Seward & Kissel will continue to monitor any developments regarding regulatory treatment of U.S. regulated activities as market participants engage in efforts to comply with the MiFID II. If you have any questions regarding virtual currency or other issues in connection with virtual or cryptocurrencies, please contact one of the attorneys listed below or your Seward & Kissel contact attorney.

FACT SHEET

Division of Investment Management No-Action Relief

  • The Division of Investment Management provided temporary relief for thirty (30) months from MiFID II’s implementation date under the Investment Advisers Act of 1940 (“Advisers Act”) to permit a broker-dealer to receive payments in hard dollars or through MiFID-governed research payment accounts from MiFID-affected clients without being considered an investment adviser. In connection with this temporary relief, the staff will continue to monitor and assess the impact of MiFID II’s requirements on the research marketplace and affected participants in order to ascertain whether more tailored or different action, including rulemaking, is necessary and appropriate in the public interest.
  • The Division of Investment Management also provided relief under the Investment Company Act of 1940 and the Advisers Act to permit investment advisers to continue to aggregate client orders for purchases and sales of securities, where some clients may pay different amounts for research because of MiFID II requirements, but all clients will continue to receive the same average price for the security and execution costs. This relief provides clarity and consistency to investment advisers by permitting the continued aggregation of orders while addressing the differing arrangements regarding the payment for research that will be required by MiFID II.

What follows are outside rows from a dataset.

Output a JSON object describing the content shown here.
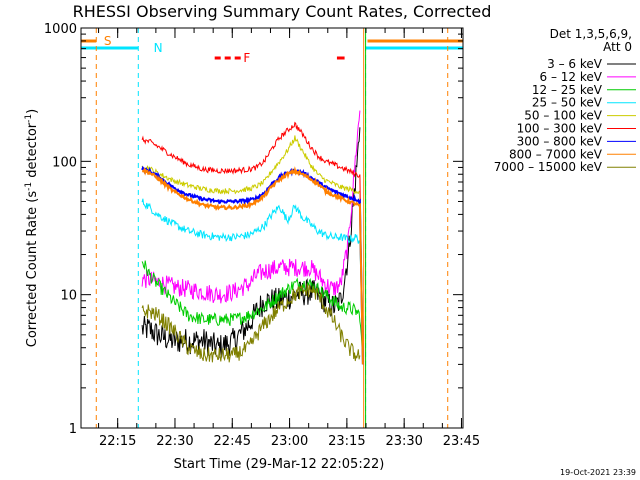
{
  "chart_data": {
    "type": "line",
    "title": "RHESSI Observing Summary Count Rates, Corrected",
    "xlabel": "Start Time (29-Mar-12 22:05:22)",
    "ylabel": "Corrected Count Rate (s⁻¹ detector⁻¹)",
    "ylabel_parts": {
      "main": "Corrected Count Rate (s",
      "sup1": "-1",
      "mid": " detector",
      "sup2": "-1",
      "end": ")"
    },
    "yscale": "log",
    "ylim": [
      1,
      1000
    ],
    "xlim_minutes": [
      0,
      100
    ],
    "x_unit": "minutes since 22:05:22",
    "y_ticks": [
      {
        "v": 1,
        "label": "1"
      },
      {
        "v": 10,
        "label": "10"
      },
      {
        "v": 100,
        "label": "100"
      },
      {
        "v": 1000,
        "label": "1000"
      }
    ],
    "x_ticks": [
      {
        "t": 9.6,
        "label": "22:15"
      },
      {
        "t": 24.6,
        "label": "22:30"
      },
      {
        "t": 39.6,
        "label": "22:45"
      },
      {
        "t": 54.6,
        "label": "23:00"
      },
      {
        "t": 69.6,
        "label": "23:15"
      },
      {
        "t": 84.6,
        "label": "23:30"
      },
      {
        "t": 99.6,
        "label": "23:45"
      }
    ],
    "legend_title": [
      "Det 1,3,5,6,9,",
      "Att 0"
    ],
    "series": [
      {
        "name": "3 - 6 keV",
        "label": "3 – 6 keV",
        "color": "#000000",
        "x": [
          16,
          18,
          20,
          24,
          28,
          32,
          36,
          40,
          44,
          46,
          48,
          52,
          56,
          60,
          62,
          64,
          66,
          68,
          70,
          72,
          73
        ],
        "values": [
          5.5,
          5.5,
          5,
          4.5,
          4.5,
          4.5,
          4,
          4.5,
          6,
          7.5,
          9,
          9,
          10,
          10.5,
          10,
          9,
          8,
          9,
          20,
          80,
          180
        ]
      },
      {
        "name": "6 - 12 keV",
        "label": "6 – 12 keV",
        "color": "#ff00ff",
        "x": [
          16,
          18,
          20,
          24,
          28,
          32,
          36,
          40,
          44,
          46,
          48,
          52,
          56,
          60,
          62,
          64,
          66,
          68,
          70,
          72,
          73
        ],
        "values": [
          13,
          13,
          12.5,
          11.5,
          11,
          10.5,
          10,
          10.5,
          12,
          14,
          15,
          16,
          16,
          16,
          14,
          12,
          11,
          12,
          25,
          120,
          240
        ]
      },
      {
        "name": "12 - 25 keV",
        "label": "12 – 25 keV",
        "color": "#00cc00",
        "x": [
          16,
          18,
          20,
          24,
          28,
          32,
          36,
          40,
          44,
          46,
          48,
          52,
          56,
          60,
          62,
          64,
          66,
          68,
          70,
          72,
          73,
          73.8
        ],
        "values": [
          18,
          14,
          12,
          9,
          7,
          6.5,
          6.5,
          6.5,
          7,
          7.5,
          8,
          10,
          12,
          12,
          11,
          10,
          9,
          8,
          8,
          7.5,
          7,
          3
        ]
      },
      {
        "name": "25 - 50 keV",
        "label": "25 – 50 keV",
        "color": "#00e5ff",
        "x": [
          16,
          18,
          20,
          24,
          28,
          32,
          36,
          40,
          44,
          46,
          48,
          50,
          52,
          54,
          56,
          58,
          60,
          62,
          64,
          66,
          68,
          70,
          72,
          73,
          73.8
        ],
        "values": [
          50,
          45,
          40,
          34,
          30,
          28,
          27,
          27,
          28,
          30,
          33,
          40,
          46,
          36,
          46,
          38,
          34,
          30,
          28,
          27,
          27,
          26,
          27,
          25,
          3
        ]
      },
      {
        "name": "50 - 100 keV",
        "label": "50 – 100 keV",
        "color": "#cccc00",
        "x": [
          16,
          18,
          20,
          24,
          28,
          32,
          36,
          40,
          44,
          46,
          48,
          50,
          52,
          54,
          56,
          58,
          60,
          62,
          64,
          66,
          68,
          70,
          72,
          73,
          73.8
        ],
        "values": [
          92,
          88,
          82,
          72,
          66,
          62,
          60,
          60,
          62,
          65,
          70,
          85,
          100,
          120,
          150,
          120,
          95,
          80,
          72,
          68,
          64,
          62,
          60,
          58,
          3
        ]
      },
      {
        "name": "100 - 300 keV",
        "label": "100 – 300 keV",
        "color": "#ff0000",
        "x": [
          16,
          18,
          20,
          24,
          28,
          32,
          36,
          40,
          44,
          46,
          48,
          50,
          52,
          54,
          56,
          58,
          60,
          62,
          64,
          66,
          68,
          70,
          72,
          73,
          73.8
        ],
        "values": [
          145,
          140,
          130,
          110,
          95,
          87,
          85,
          85,
          87,
          90,
          100,
          125,
          150,
          170,
          190,
          160,
          130,
          110,
          100,
          95,
          90,
          85,
          80,
          78,
          3
        ]
      },
      {
        "name": "300 - 800 keV",
        "label": "300 – 800 keV",
        "color": "#0000ff",
        "x": [
          16,
          18,
          20,
          24,
          28,
          32,
          36,
          40,
          44,
          46,
          48,
          50,
          52,
          54,
          56,
          58,
          60,
          62,
          64,
          66,
          68,
          70,
          72,
          73,
          73.8
        ],
        "values": [
          88,
          84,
          78,
          64,
          56,
          52,
          50,
          50,
          51,
          53,
          58,
          68,
          76,
          82,
          85,
          82,
          76,
          70,
          64,
          60,
          57,
          54,
          52,
          50,
          3
        ]
      },
      {
        "name": "800 - 7000 keV",
        "label": "800 – 7000 keV",
        "color": "#ff8000",
        "x": [
          16,
          18,
          20,
          24,
          28,
          32,
          36,
          40,
          44,
          46,
          48,
          50,
          52,
          54,
          56,
          58,
          60,
          62,
          64,
          66,
          68,
          70,
          72,
          73,
          73.8
        ],
        "values": [
          86,
          82,
          75,
          60,
          52,
          47,
          45,
          45,
          47,
          50,
          55,
          65,
          73,
          80,
          84,
          80,
          74,
          68,
          60,
          56,
          53,
          50,
          48,
          46,
          3
        ]
      },
      {
        "name": "7000 - 15000 keV",
        "label": "7000 – 15000 keV",
        "color": "#808000",
        "x": [
          16,
          18,
          20,
          24,
          28,
          32,
          36,
          40,
          44,
          46,
          48,
          52,
          56,
          60,
          62,
          64,
          66,
          68,
          70,
          72,
          73
        ],
        "values": [
          7.5,
          7.5,
          7,
          5.5,
          4,
          3.5,
          3.5,
          3.5,
          4,
          5,
          6,
          8,
          10,
          11,
          10,
          8,
          6.5,
          5,
          4,
          3.5,
          3.5
        ]
      }
    ],
    "markers": {
      "saa_label": "S",
      "night_label": "N",
      "flare_label": "F",
      "saa_bars": [
        {
          "start": 0,
          "end": 4
        },
        {
          "start": 75,
          "end": 100
        }
      ],
      "night_bars": [
        {
          "start": 0,
          "end": 15
        },
        {
          "start": 74.5,
          "end": 100
        }
      ],
      "flare_bars": [
        {
          "start": 35,
          "end": 42
        },
        {
          "start": 67,
          "end": 69
        }
      ],
      "saa_lines": [
        4,
        96
      ],
      "night_lines": [
        15,
        74.5
      ],
      "transition_lines": [
        74,
        74.5
      ]
    }
  },
  "footer": {
    "timestamp": "19-Oct-2021 23:39"
  }
}
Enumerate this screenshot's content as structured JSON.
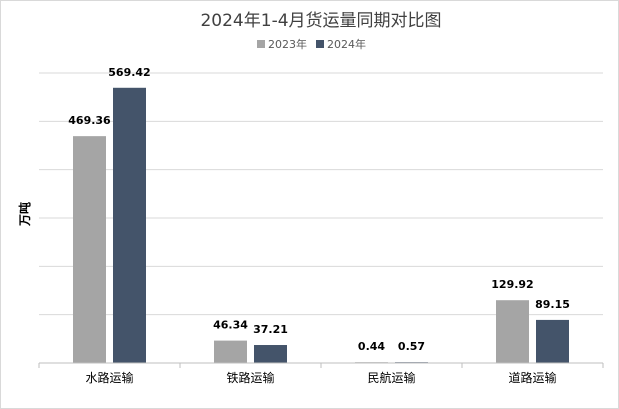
{
  "chart_data": {
    "type": "bar",
    "title": "2024年1-4月货运量同期对比图",
    "ylabel": "万吨",
    "xlabel": "",
    "categories": [
      "水路运输",
      "铁路运输",
      "民航运输",
      "道路运输"
    ],
    "series": [
      {
        "name": "2023年",
        "values": [
          469.36,
          46.34,
          0.44,
          129.92
        ],
        "color": "#a5a5a5"
      },
      {
        "name": "2024年",
        "values": [
          569.42,
          37.21,
          0.57,
          89.15
        ],
        "color": "#44546a"
      }
    ],
    "ylim": [
      0,
      600
    ],
    "grid": true,
    "legend": "top-center"
  }
}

Division of Trading and Markets No-Action Relief

  • The Exchange Act Section 28(e) safe harbor addresses the manner in which a money manager can use client commissions to purchase “brokerage and research services” without breaching its fiduciary duty. In the U.S., money managers often use client commission arrangements to obtain brokerage and research services from a broker-dealer, using a single, “bundled” commission that is separated after execution to pay for order execution and research.
  • Under MiFID II, money managers may make payments to an executing broker-dealer out of client assets for research alongside payments for order execution, and the executing broker-dealer must transmit the payments for research into research payment accounts (“RPAs”).

The Division of Trading and Markets provided relief to allow money managers to operate within the safe harbor if the money manager makes payments for research to an executing broker-dealer out of client assets alongside payments for execution through the use of an RPA that conforms to the requirements for RPAs in MiFID II, and the executing broker-dealer is legally obligated to pay for the research, provided that all other applicable conditions of Section 28(e) are met.